The old main cluster still serves health responses, but it remains administratively locked because usable administrator token or recovery share custody is not available.

OpenShift Consumer Inventory

Live hub/spoke consumers no longer use the old vault-platform store.

Hub stores:

StoreStatus
vault-r1-eso-smokeReady / Valid
vault-r1-oadpReady / Valid
vault-r1-rhacsReady / Valid

Spoke stores:

StoreStatus
vault-r1-eso-smokeReady / Valid
vault-r1-oadpReady / Valid
vault-r1-rhacsReady / Valid
logging-localReady / Valid

Live ExternalSecrets are Ready / SecretSynced and reference only:

  • vault-r1-eso-smoke
  • vault-r1-oadp
  • vault-r1-rhacs
  • spoke logging-local

ClusterSecretStore/vault-platform is absent on both clusters.

Backup and Argo State

Post-cleanup OADP scheduled backups already passed:

ClusterBackupResult
hub-dc-v7platform-resource-daily-20260518003309Completed, 10403/10403, no warnings, no errors
spoke-dc-v7platform-resource-daily-20260518003423Completed, 15863/15863, no warnings, no errors

The normal daily schedules are restored:

ClusterSchedule
hub-dc-v715 2 * * *
spoke-dc-v745 2 * * *

Argo CD is Synced/Healthy at GitOps commit f742b63 for:

  • hub-dc-v7-bootstrap
  • hub-side spoke-dc-v7-cluster-config
  • spoke-local spoke-dc-v7-cluster-config

Readiness Decision

The old Vault is ready for a staged retirement plan, but not for untracked deletion.

The next gate should be a low-risk retirement stage that:

  1. removes old Vault IPs 30.30.200.31/32, 30.30.200.32/32, and 30.30.200.33/32 from the hub/spoke External Secrets egress NetworkPolicies;
  2. removes or quarantines old node-specific DNS records for gf-ocp-vault-01, gf-ocp-vault-02, and gf-ocp-vault-03;
  3. keeps the old Vault VMs and disk images intact during the first retirement stage;
  4. validates Argo, ExternalSecrets, OADP, RHACS, and Vault R1 health after the DNS/network-policy cleanup.

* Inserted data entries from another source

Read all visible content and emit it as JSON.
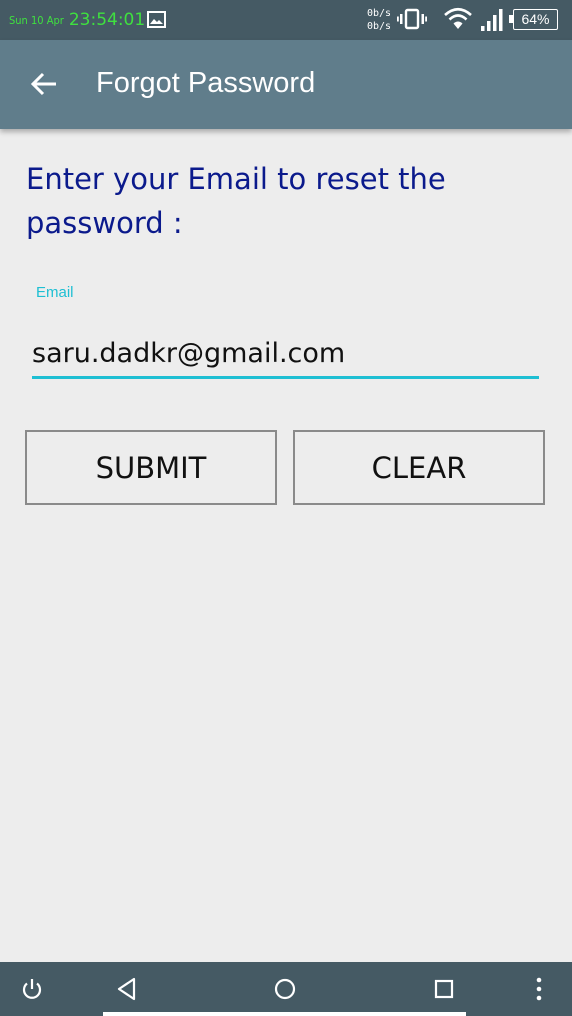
{
  "status_bar": {
    "date": "Sun 10 Apr",
    "time": "23:54:01",
    "net_up": "0b/s",
    "net_down": "0b/s",
    "battery": "64%",
    "icons": [
      "gallery-icon",
      "vibrate-icon",
      "wifi-icon",
      "signal-icon",
      "battery-icon"
    ]
  },
  "app_bar": {
    "title": "Forgot Password",
    "back_icon": "arrow-back-icon"
  },
  "form": {
    "prompt": "Enter your Email to reset the password :",
    "email_label": "Email",
    "email_value": "saru.dadkr@gmail.com"
  },
  "buttons": {
    "submit": "SUBMIT",
    "clear": "CLEAR"
  },
  "nav_bar": {
    "icons": [
      "power-icon",
      "back-triangle-icon",
      "home-circle-icon",
      "recents-square-icon",
      "more-dots-icon"
    ]
  },
  "colors": {
    "status_bar": "#455a64",
    "app_bar": "#607d8b",
    "accent": "#1ebfd3",
    "prompt_text": "#0b1a8c",
    "clock_green": "#3fe03f"
  }
}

Only after that stage passes should a separate decommission gate consider powering off old Vault VMs. Disk deletion should be the final step and should require an explicit retention decision.

Actions Not Taken

  • No DNS record was changed.
  • No NetworkPolicy was changed.
  • No Vault VM was stopped.
  • No disk image was deleted.
  • No Vault token, recovery share, kubeconfig, Secret data, or MinIO credential was printed.